Document Type : Original Article
Authors
1 University of Tabriz
2 Department of Economic Sciences, Faculty of Economics, University of Tabriz
Abstract
The main objective of this study is to investigate the effect of the monetary policy transmission mechanism (money volume, monetary base, and liquidity) on GDP through the exchange rate channel in the Iranian economy. In this regard, seasonal data for the period 1375-1399 and the Bayesian autocorrelation model technique have been used. The results of instantaneous shocks from the Bayesian autocorrelation model of production show that the exchange rate plays an important role in the impact of monetary policy on GDP. According to the results obtained, if the percentage of exchange rate changes is equal to the percentage of monetary base changes, the monetary base leads to an increase in production.

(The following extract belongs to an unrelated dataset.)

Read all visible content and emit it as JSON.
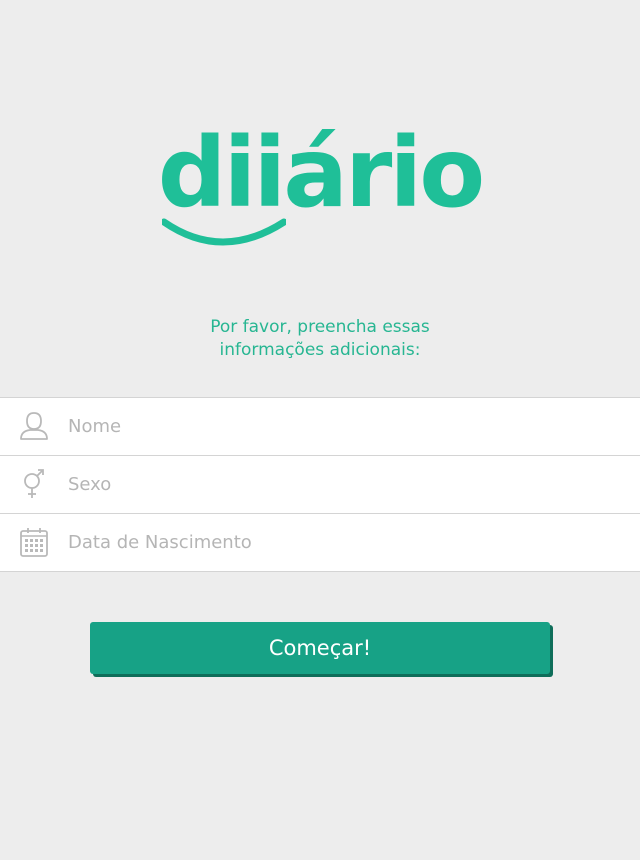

In other words, the monetary base through the exchange rate channel leads to a positive impact on GDP. This finding is also true for the M1 money volume. The difference between the monetary base transmission mechanism and the money volume through the exchange rate channel is that the impact of the money volume on production is greater than the impact of the money base on production through the exchange rate channel. The results of this study for liquidity show that if the percentage of exchange rate changes is equal to the percentage of liquidity changes, it will have a negative impact on production. In other words, liquidity through the exchange rate channel has a negative effect on Iran's GDP. In general, the results confirm that the monetary policy transmission mechanism through the exchange rate channel is inverted U-shaped and has a positive effect to some extent, and after passing that threshold, it leads to the destruction of GDP.